Laxman Pai, Opalesque Asia: Environmental, social and governance (ESG) factors have a more significant effect on sovereign credit spreads in developed markets than emerging ones, says a study.
A research by Federated Hermes said there is a significant correlation and a "meaningful" relationship exists between ESG factors and sovereign default swaps in both.
The Federated Hermes study conducted with Beyond Ratings, 'Pricing ESG risk in sovereign credit, part II', analyses five-year credit default swap (CDS) spreads and ESG scores from 28 developed markets (DM) countries and 31 emerging market (EM) countries during 2009-2018.

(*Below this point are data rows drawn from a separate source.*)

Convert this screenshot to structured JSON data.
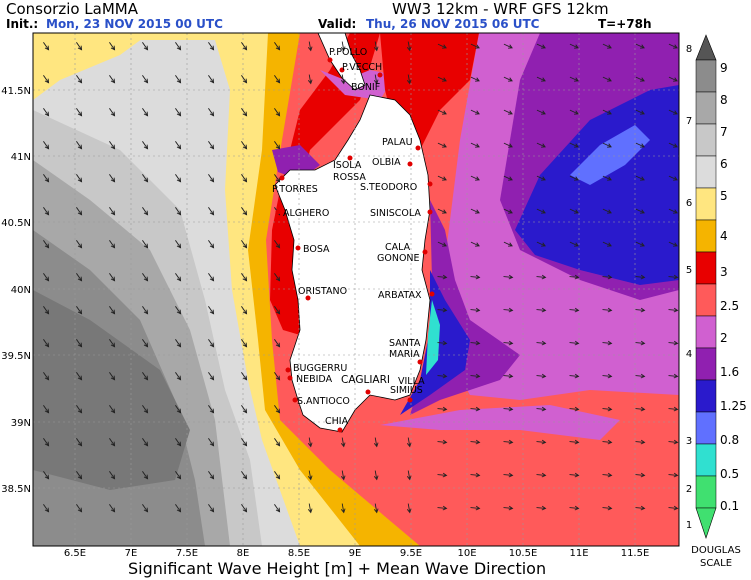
{
  "header": {
    "organization": "Consorzio LaMMA",
    "model": "WW3 12km - WRF GFS 12km",
    "init_label": "Init.:",
    "init_value": "Mon, 23 NOV 2015   00 UTC",
    "valid_label": "Valid:",
    "valid_value": "Thu, 26 NOV 2015   06 UTC",
    "forecast_step": "T=+78h"
  },
  "footer": {
    "title": "Significant Wave Height [m] + Mean Wave Direction"
  },
  "axes": {
    "lon_ticks": [
      "6.5E",
      "7E",
      "7.5E",
      "8E",
      "8.5E",
      "9E",
      "9.5E",
      "10E",
      "10.5E",
      "11E",
      "11.5E"
    ],
    "lat_ticks": [
      "41.5N",
      "41N",
      "40.5N",
      "40N",
      "39.5N",
      "39N",
      "38.5N"
    ],
    "lon_values": [
      6.5,
      7,
      7.5,
      8,
      8.5,
      9,
      9.5,
      10,
      10.5,
      11,
      11.5
    ],
    "lat_values": [
      41.5,
      41,
      40.5,
      40,
      39.5,
      39,
      38.5
    ]
  },
  "places": [
    {
      "name": "P.POLLO"
    },
    {
      "name": "P.VECCH"
    },
    {
      "name": "BONIF"
    },
    {
      "name": "PALAU"
    },
    {
      "name": "ISOLA"
    },
    {
      "name": "ROSSA"
    },
    {
      "name": "OLBIA"
    },
    {
      "name": "P.TORRES"
    },
    {
      "name": "S.TEODORO"
    },
    {
      "name": "ALGHERO"
    },
    {
      "name": "SINISCOLA"
    },
    {
      "name": "BOSA"
    },
    {
      "name": "CALA"
    },
    {
      "name": "GONONE"
    },
    {
      "name": "ORISTANO"
    },
    {
      "name": "ARBATAX"
    },
    {
      "name": "SANTA"
    },
    {
      "name": "MARIA"
    },
    {
      "name": "BUGGERRU"
    },
    {
      "name": "NEBIDA"
    },
    {
      "name": "CAGLIARI"
    },
    {
      "name": "VILLA"
    },
    {
      "name": "SIMIUS"
    },
    {
      "name": "S.ANTIOCO"
    },
    {
      "name": "CHIA"
    }
  ],
  "legend": {
    "wave_height_labels": [
      "9",
      "8",
      "7",
      "6",
      "5",
      "4",
      "3",
      "2.5",
      "2",
      "1.6",
      "1.25",
      "0.8",
      "0.5",
      "0.1"
    ],
    "colors": [
      "#787878",
      "#8c8c8c",
      "#a8a8a8",
      "#c8c8c8",
      "#dcdcdc",
      "#ffe680",
      "#f5b400",
      "#e80000",
      "#ff5a5a",
      "#d060d0",
      "#9020b0",
      "#2a1acc",
      "#6070ff",
      "#30e0d0",
      "#40e070"
    ],
    "douglas_labels": [
      "8",
      "7",
      "6",
      "5",
      "4",
      "3",
      "2",
      "1"
    ],
    "scale_name_line1": "DOUGLAS",
    "scale_name_line2": "SCALE"
  }
}
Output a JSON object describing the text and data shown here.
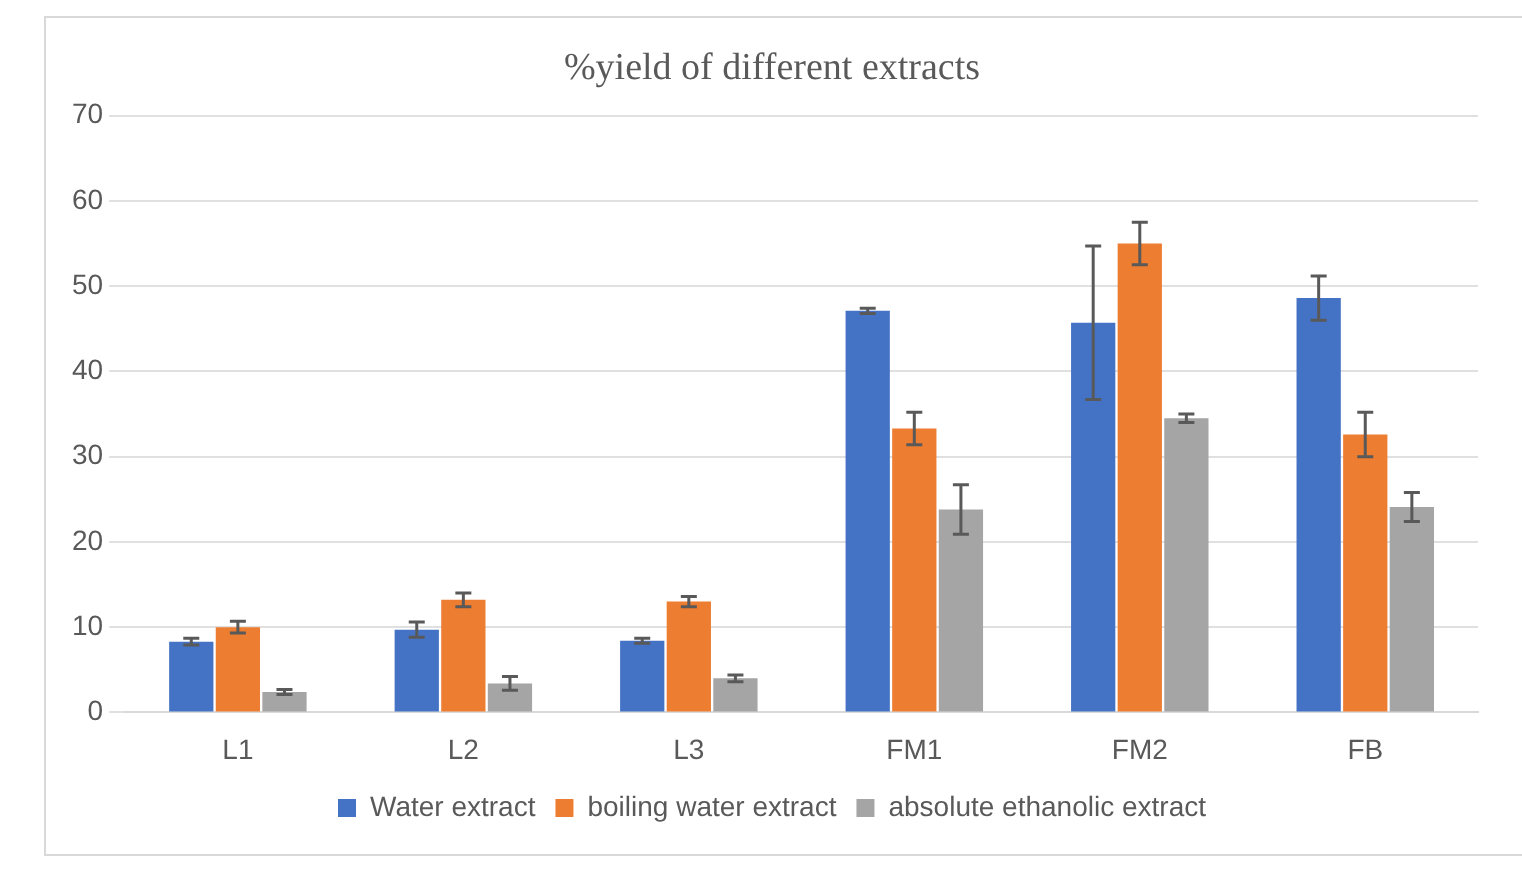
{
  "chart_data": {
    "type": "bar",
    "title": "%yield of different extracts",
    "categories": [
      "L1",
      "L2",
      "L3",
      "FM1",
      "FM2",
      "FB"
    ],
    "series": [
      {
        "name": "Water extract",
        "color": "#4472c4",
        "values": [
          8.3,
          9.7,
          8.4,
          47.1,
          45.7,
          48.6
        ],
        "errors": [
          0.4,
          0.9,
          0.3,
          0.3,
          9,
          2.6
        ]
      },
      {
        "name": "boiling water extract",
        "color": "#ed7d31",
        "values": [
          10,
          13.2,
          13,
          33.3,
          55,
          32.6
        ],
        "errors": [
          0.7,
          0.8,
          0.6,
          1.9,
          2.5,
          2.6
        ]
      },
      {
        "name": "absolute ethanolic extract",
        "color": "#a5a5a5",
        "values": [
          2.4,
          3.4,
          4,
          23.8,
          34.5,
          24.1
        ],
        "errors": [
          0.3,
          0.8,
          0.4,
          2.9,
          0.5,
          1.7
        ]
      }
    ],
    "ylim": [
      0,
      70
    ],
    "yticks": [
      0,
      10,
      20,
      30,
      40,
      50,
      60,
      70
    ],
    "grid": "y",
    "legend": "bottom"
  }
}
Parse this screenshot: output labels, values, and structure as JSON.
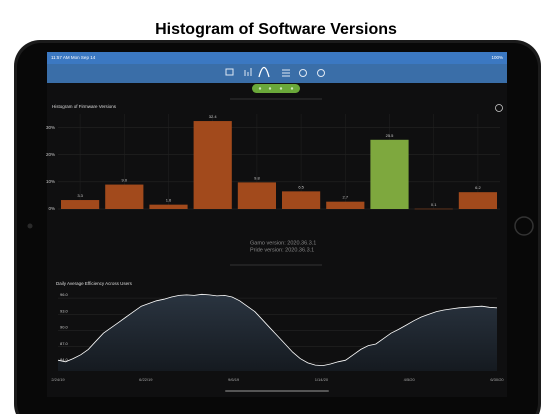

In 2019, Federated Hermes and Beyond Ratings published the first part of this study which assessed the correlation between ESG factors and sovereign credit spreads.
The results established an inverse relationship: on average, the countries with lower ESG scores have the widest CDS spreads, while those with the highest ESG scores have the tightest CDS spreads. This research has progressed further to investigate which countries in the dataset are driving this relationship. That is why the second part of the study has been conducted, to show whether the relationship is principally driven by DMs or EMs.
The first stage of the new study looked at the relationship between ESG and CDS spreads unconditionally, without controlling for any effects that might influence the relationship.
The unconditional average CDS spread was assessed per quintile - data split into five equal groupings based on a country's ESG score. Apart from a small anomaly in the fourth quintile, the results show a clear observable relationship between ESG strength and CDS spreads for DM sovereigns.
Dr. Michael Viehs, Head of ESG Integration, at the international business of Federated Hermes, commented: "With this study, we have provided yet another piece of evidence that ESG factors can be considered as a risk management tool. Several key learnings also have important implications for other debt instruments, such as money market securities. It is nowadays imperative to also consider ESG factors in the investment process."
"ESG risks are at the heart of sovereign credit risk, and the finance industry is developing its understanding of how both developed and emerging markets are exposed to these risks," said Julien Moussavi, Ph.D., Head of Sustainable Investment Sovereign Research, Beyond Ratings.
Julien added: "By using Beyond Ratings' ESG scores and historical CRAs' credit ratings, our model captures the financial materiality of these risks more acutely in the case of developed markets and it unveils that ESG risks are increasingly relevant for emerging markets, although they are yet to be accurately and coincidentally priced. Additional tests using a range of country classifications and explanatory variables at different levels aim to ensure that our main results are robust."